NEW YORK Advertising on mobile phones is becoming an increasingly mainstream phenomenon, to judge by a Limbo-GfK Technology Mobile Advertising Report released today. (Limbo is a mobile social network whose free services to members are supported by the revenue from mobile ads.)
Thirty-three percent of Americans with mobile phones said they recalled seeing mobile advertising during the fourth quarter of 2008. Among those with iPhones, the figure was even higher, at 41 percent. “The vast majority of these ads were seen in SMS text messages,” the report notes.
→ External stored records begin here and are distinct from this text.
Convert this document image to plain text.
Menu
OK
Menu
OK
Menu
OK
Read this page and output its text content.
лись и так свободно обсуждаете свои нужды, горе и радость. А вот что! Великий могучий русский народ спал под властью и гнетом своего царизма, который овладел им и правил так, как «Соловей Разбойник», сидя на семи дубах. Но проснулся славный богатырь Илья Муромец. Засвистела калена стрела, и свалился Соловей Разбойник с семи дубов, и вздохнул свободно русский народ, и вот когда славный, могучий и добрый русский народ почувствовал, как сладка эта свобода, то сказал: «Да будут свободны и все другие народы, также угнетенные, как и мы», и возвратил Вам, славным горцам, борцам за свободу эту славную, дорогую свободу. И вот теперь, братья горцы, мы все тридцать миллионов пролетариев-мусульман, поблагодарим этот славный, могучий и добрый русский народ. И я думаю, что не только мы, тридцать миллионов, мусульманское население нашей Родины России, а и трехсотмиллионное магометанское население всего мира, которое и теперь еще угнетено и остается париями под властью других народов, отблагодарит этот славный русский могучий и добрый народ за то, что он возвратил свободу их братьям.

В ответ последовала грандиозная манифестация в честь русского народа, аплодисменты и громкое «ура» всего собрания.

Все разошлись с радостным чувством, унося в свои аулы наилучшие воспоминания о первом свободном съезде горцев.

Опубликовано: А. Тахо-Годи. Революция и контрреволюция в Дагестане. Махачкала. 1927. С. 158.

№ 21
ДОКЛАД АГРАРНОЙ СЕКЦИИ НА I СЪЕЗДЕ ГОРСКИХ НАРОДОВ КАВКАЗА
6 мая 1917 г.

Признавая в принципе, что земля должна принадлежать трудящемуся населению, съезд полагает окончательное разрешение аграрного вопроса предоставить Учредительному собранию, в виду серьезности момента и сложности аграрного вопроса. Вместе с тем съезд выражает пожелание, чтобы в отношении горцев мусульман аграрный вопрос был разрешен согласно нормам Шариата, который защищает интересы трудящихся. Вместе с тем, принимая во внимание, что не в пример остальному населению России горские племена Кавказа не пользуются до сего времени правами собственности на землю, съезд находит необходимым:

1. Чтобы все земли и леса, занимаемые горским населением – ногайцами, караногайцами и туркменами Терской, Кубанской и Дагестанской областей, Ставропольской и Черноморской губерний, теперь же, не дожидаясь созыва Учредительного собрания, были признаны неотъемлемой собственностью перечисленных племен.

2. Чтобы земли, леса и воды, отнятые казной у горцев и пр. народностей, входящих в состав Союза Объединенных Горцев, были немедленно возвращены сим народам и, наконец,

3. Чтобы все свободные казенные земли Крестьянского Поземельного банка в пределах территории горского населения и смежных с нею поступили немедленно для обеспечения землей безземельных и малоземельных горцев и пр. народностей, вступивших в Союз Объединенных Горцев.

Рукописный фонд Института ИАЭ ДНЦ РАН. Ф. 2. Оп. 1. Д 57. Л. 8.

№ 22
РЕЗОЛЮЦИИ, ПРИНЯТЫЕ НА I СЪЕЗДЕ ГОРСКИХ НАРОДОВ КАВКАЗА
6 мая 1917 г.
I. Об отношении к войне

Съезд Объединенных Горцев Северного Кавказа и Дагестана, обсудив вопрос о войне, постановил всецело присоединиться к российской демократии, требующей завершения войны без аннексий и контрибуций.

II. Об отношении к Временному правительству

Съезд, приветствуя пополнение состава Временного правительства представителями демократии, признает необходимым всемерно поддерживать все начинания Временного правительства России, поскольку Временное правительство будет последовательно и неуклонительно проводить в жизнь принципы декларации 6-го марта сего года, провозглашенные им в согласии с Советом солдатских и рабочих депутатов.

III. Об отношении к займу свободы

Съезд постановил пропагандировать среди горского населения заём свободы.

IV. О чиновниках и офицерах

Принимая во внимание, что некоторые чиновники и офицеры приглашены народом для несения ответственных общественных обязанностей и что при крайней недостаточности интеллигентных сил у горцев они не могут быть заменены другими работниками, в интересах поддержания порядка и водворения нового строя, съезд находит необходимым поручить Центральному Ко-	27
What do people do when they receive mobile advertising? One-third of those who recalled getting such ads said they “responded in some way,” with the most common form of response being to call a toll-free number included in the message: “16 percent of ad-aware consumers recall doing this.” Women were almost twice as likely as men to say they responded in some way to a mobile ad they’d received. In a breakdown by age, 18-24-year-olds were the most likely to report having done so. Perhaps most encouraging for advertisers, says the report, “is the fact that one in seven people also reported that they had bought a product or visited a store as a result of seeing a mobile advertisement.”
Among other tidbits from the report: “More than 162 million consumers used text messaging in the fourth quarter of 2008,” up 16 percent from fourth-quarter 2007. Ten percent of Americans with mobile phones used location-based services in last year’s fourth quarter, with the figure rising to 22 percent among 25-34-year-olds.